At Inka Mama's, Mami Knows Best
There used to be a different Peruvian restaurant at the very spot Inka Mama's has recently claimed as its fourth Orange County location. By all accounts, it did a very capable plate of lomo saltado, a dish all Peruvian restaurants worth their aji sauce have to offer to prove they're Peruvian. Never mind that the origins of saltado are more Chinese than Incan or that ceviche is actually the country's national dish: For a lot of Americans, saltado has become the representative meal of a nation most of us only know for pan flutes and Machu Picchu. Saltado is the gateway drug, the dish that indoctrinated me to the wonders of that country's cuisine almost two decades ago, and it's the dish I order at Peruvian restaurants before any other.
And the saltado that Inka Mama's now sears in its woks here, across from South Coast Plaza, is the kind of dish that should indoctrinate even more Peruvian-food converts. Served on a rectangular plate and next to a wall of moist rice enriched with chicken broth, it's a never-ending Andes of food. And as with all good saltados, the fries are still crisp, the steak tender, and the red onion wilted to the point at which its harshness has been cooked out but it hasn't lost its snap. Most important, this saltado isn't wet or overly soupy; there are just enough of its cumin-and-soy stir-fry leavings to soak up with the rice, but not too much that it dampens its resolve.
Somewhere along the way, you will use up all of the aji sauce the restaurant serves as a complimentary side to a basket of bread. This creamy, jade-green substance—the Peruvian equivalent to Sriracha—has a sneaky, herby hotness that tastes good on everything. You dribble a little here on a French fry, then you drip some on your rice, and soon, you'll smother every piece of food that should pass your lips with it as though it were fairy dust. Most Peruvian eateries supply it in plastic squeeze bottles; here at Inka Mama's—a decidedly classier joint with a bar that also mixes a potent, frothy-headed pisco sour—the aji is served in tiny bowls with a tiny spoon, perhaps so you don't overdose or overdouse.
The rest of the menu is listed in a laminated, spiral-bound album with professional photos. Inka Mama's does a formidable plate of tallarin verde, a bastardized dish of Italian spaghetti coated in a viscous sauce made with spinach and basil so Hulk-green it's like pesto times 10. That's eaten in concert with a spice-blasted, breaded chicken breast called an apanado that blankets the mound. The fillet is pounded so thin it tears off with just a tug and is more tender and juicy than a piece of white meat chicken has any business being. Its Bizarro World cousin is found in the specialties list: the estofado, in which the chicken is pan-sautéed instead of deep-fried and drenched in a sauce just as green, but made with garlic and cilantro.

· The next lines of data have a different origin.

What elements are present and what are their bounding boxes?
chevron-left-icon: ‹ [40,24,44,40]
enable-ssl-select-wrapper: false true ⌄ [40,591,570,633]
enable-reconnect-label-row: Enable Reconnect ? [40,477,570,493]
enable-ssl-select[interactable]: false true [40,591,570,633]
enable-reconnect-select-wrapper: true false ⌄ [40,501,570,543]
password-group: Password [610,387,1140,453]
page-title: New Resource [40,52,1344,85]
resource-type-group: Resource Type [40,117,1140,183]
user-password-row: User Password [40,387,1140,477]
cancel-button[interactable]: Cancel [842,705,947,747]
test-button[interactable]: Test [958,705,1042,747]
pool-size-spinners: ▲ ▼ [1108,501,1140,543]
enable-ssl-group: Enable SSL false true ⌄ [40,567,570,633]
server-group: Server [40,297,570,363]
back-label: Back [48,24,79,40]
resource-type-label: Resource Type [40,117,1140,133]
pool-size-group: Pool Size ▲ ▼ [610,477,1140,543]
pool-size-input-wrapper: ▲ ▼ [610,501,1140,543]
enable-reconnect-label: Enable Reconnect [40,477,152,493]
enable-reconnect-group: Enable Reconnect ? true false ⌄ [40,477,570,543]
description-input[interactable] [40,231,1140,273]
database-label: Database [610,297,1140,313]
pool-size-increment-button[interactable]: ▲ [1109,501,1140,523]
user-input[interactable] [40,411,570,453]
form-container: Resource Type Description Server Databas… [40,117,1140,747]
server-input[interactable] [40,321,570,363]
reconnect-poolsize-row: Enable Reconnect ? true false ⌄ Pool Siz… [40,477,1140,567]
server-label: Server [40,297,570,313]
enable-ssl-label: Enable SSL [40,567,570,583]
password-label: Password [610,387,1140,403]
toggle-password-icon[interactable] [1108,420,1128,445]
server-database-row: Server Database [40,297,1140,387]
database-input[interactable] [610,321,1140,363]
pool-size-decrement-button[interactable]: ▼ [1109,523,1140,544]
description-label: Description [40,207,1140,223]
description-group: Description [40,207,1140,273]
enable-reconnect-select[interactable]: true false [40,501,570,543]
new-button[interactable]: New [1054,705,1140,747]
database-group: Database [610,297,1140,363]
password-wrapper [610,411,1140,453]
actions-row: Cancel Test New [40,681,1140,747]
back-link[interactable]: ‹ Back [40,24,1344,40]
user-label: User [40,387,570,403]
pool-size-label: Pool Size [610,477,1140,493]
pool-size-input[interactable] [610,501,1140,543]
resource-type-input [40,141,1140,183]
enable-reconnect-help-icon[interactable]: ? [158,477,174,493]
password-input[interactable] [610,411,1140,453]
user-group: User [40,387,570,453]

Inka Mama's ceviche is also very good. The fingers of white fish, wiggles of squid and shrimp are acid-firmed by not only lime juice, but also a yellow-tinted, chile-inflected liquid that could function as a spicy chaser to tequila. It's listed as an appetizer, but as with everything here, it's portioned as a meal and grounded by boiled potatoes, yams and a sprinkling of crunchy cancha. Get this over the jalea, which has the same list of sea critters battered and deep-fried, but is bogged down with sarza criolla and pickled onion that turn everything into a mess as soggy as newspapers left out in the rain.
When you're ready for something that will really stick to your ribs, try the rendition of aji de gallina. It's as thick as Spackle®, with shredded, white-meat chicken embedded in a slow-moving, yellow sauce made with Peruvian aji amarillo, ground walnuts and cream. If it weren't coupled with boiled potatoes and black olives to temper its richness, you could almost spread it on toast and make a hell of a chicken-salad sandwich. Or try the causa, an appetizer made of chicken salad layered with perhaps too much raw onion in a cylindrical tower of seasoned, lukewarm mashed potatoes.
Those new to the restaurant should also consider the Piqueo Andino, a gigantic sampler plate of patiently braided empanadas bursting meat juice, a dense tamal, papa a la huancaina and ruddy piles of boneless fried chicken the Peruvians call chicharrón. It's one of the most expensive offerings at Inka Mama's, but if you're a Peruvian-food virgin, this platter is second only to saltado as the best way to learn about this great cuisine—and if you're trying Peruvian for the first time, did you just fall from the turnip truck?